Filmprojekte sind beim Wakeboarden – wie in anderen Actionsportarten – neben den Wettkämpfen ein zweiter Schwerpunkt der Tätigkeit als Profisportler. Gibt es ein aktuelles Projekt, an dem Sie arbeiten?
Während des ganzen vergangenen Jahres hat mich ein Filmer begleitet. Dieses Jahr habe ich leider nicht mehr so viel Budget, da Monster Energy sich aus dem Sport zurückgezogen hat. Daher habe ich mir mein eigenes Kameraequipment gekauft und filme mit meinen Freunden zu Hause an unserer Anlage und an anderen Spots, zum Beispiel auf Bali oder in Europa. Mir macht es Spaß, die Filme zu schneiden und dabei etwas Neues zu lernen. Wenn ich dann am Ende des Jahres den Film fertig schneide, werde ich sehen, ob ich mir Hilfe von einem Profi hole oder ob es auch so klappt. Meine Sponsoren unterstützen das Projekt und stehen nach dem erfolgreichen Film vom letzten Jahr voll hinter mir.

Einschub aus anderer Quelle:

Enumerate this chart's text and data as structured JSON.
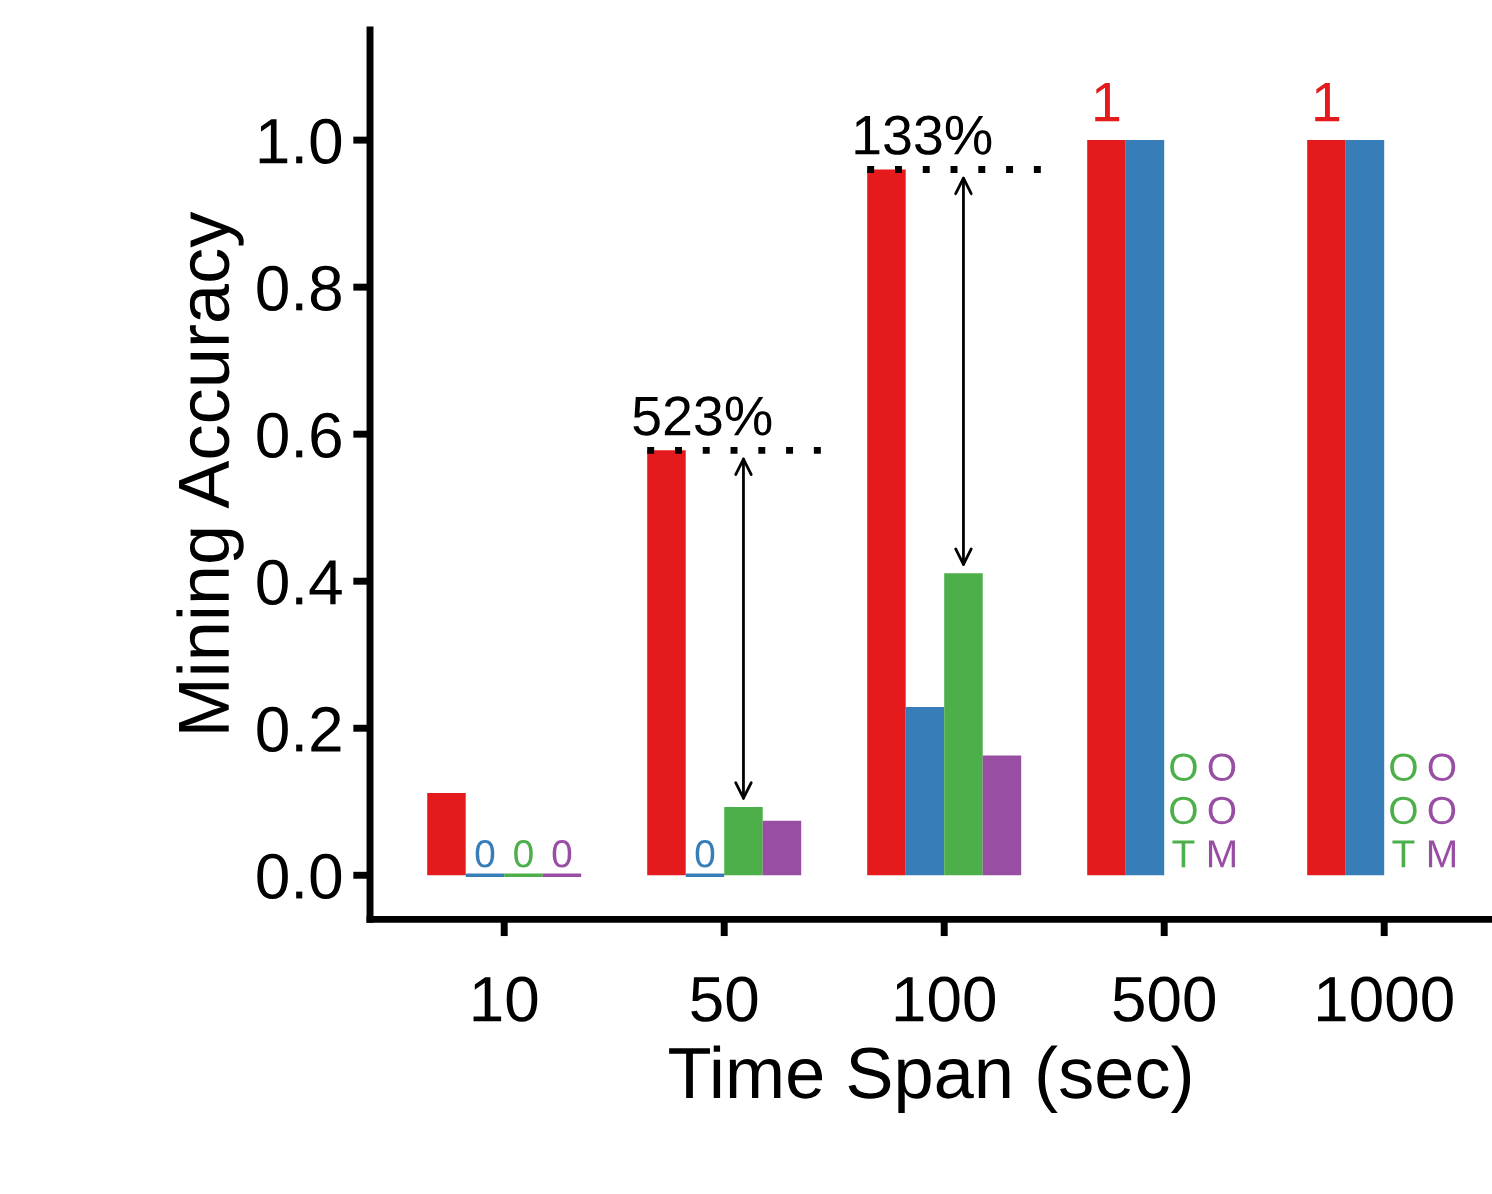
{
  "chart_data": {
    "type": "bar",
    "xlabel": "Time Span (sec)",
    "ylabel": "Mining Accuracy",
    "categories": [
      "10",
      "50",
      "100",
      "500",
      "1000"
    ],
    "series": [
      {
        "color": "#e41a1c",
        "values": [
          0.112,
          0.578,
          0.96,
          1,
          1
        ],
        "value_labels": [
          null,
          null,
          null,
          "1",
          "1"
        ]
      },
      {
        "color": "#377eb8",
        "values": [
          0,
          0,
          0.229,
          1,
          1
        ],
        "value_labels": [
          "0",
          "0",
          null,
          null,
          null
        ]
      },
      {
        "color": "#4daf4a",
        "values": [
          0,
          0.093,
          0.411,
          null,
          null
        ],
        "value_labels": [
          "0",
          null,
          null,
          "OOT",
          "OOT"
        ]
      },
      {
        "color": "#984ea3",
        "values": [
          0,
          0.074,
          0.163,
          null,
          null
        ],
        "value_labels": [
          "0",
          null,
          null,
          "OOM",
          "OOM"
        ]
      }
    ],
    "annotations": [
      "523%",
      "133%"
    ],
    "ylim": [
      -0.06,
      1.15
    ],
    "yticks": [
      {
        "value": 0,
        "label": "0.0"
      },
      {
        "value": 0.2,
        "label": "0.2"
      },
      {
        "value": 0.4,
        "label": "0.4"
      },
      {
        "value": 0.6,
        "label": "0.6"
      },
      {
        "value": 0.8,
        "label": "0.8"
      },
      {
        "value": 1,
        "label": "1.0"
      }
    ],
    "grid": false,
    "legend": false
  }
}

„Wakeboarden hat noch viel Potenzial“
Actionsportarten sind auch für große Marken als Werbeplattform interessant. Es kommt allerdings immer wieder vor, dass sich Firmen nach kurzem Engagement wieder zurückziehen, so wie Monster Energy. Wie denken Sie als Profisportler darüber?
Wir Athleten können die Situation nur so akzeptieren, wie sie ist. Das Sponsoring von Monster Energy hat mir natürlich vieles ermöglicht. Nun bin ich wieder mein eigener Herr. Ich habe das Gefühl, dass vor allem große Brands aus den USA schneller diese „Hire and Fire“-Mentalität im Sport an den Tag legen. Damit müssen wir als Athleten einfach leben.
Wie schätzen Sie die Entwicklung des Wakeboardens ein? Wird der Sport noch weiter wachsen und als Werbeplattform interessant bleiben?
Ich denke, im Moment wächst der Sport kontinuierlich. Events wie der Red Bull Rising High sind wichtig, weil sie den Sport professionell präsentieren. Hier stimmt einfach alles: von der Organisation über die Betreuung der Fahrer bis hin zur Produktion von erstklassigen Fotos und Videos. Bei den Events der WWA ist das leider nicht immer so. Hier gibt es sicher noch Potenzial, die Kommunikation zu verbessern und so den Sport noch populärer zu machen.
Für die Olympischen Sommerspiele 2020 in Tokio war Wakeboarden auf der „Short List“ der neuen Sportarten, erhielt aber vom IOC dann doch eine Absage. Was bedeutet das für den Sport?
Eine Präsentation bei den Olympischen Spielen wäre sicher gut für die Popularität des Sports gewesen. Aber auch nur, wenn das Wettkampf-Format auf dem Niveau der X-Games gewesen wäre. Es müssen die besten Athleten im besten Wettkampfformat antreten, sonst ist es keine Werbung für den Sport. Das olympische Boxen ist für mich ein Negativbeispiel – im Vergleich zum Profiboxen ist es eine komplett andere Welt.
Ein Ausblick in die Zukunft des Wakeboardens: Wohin wird sich der Sport entwickeln?
Ich denke, es wird weiterhin alle Disziplinen des Wakeboardens und Wakeskatens geben. Mit der Technologie von System 2.0 können immer mehr Events dort stattfinden, wo man ein großes Publikum erreicht. Diese Entwicklung wird sicher weiter voranschreiten – und unser Job als Athleten ist es, die Sportart dabei bestmöglich zu präsentieren.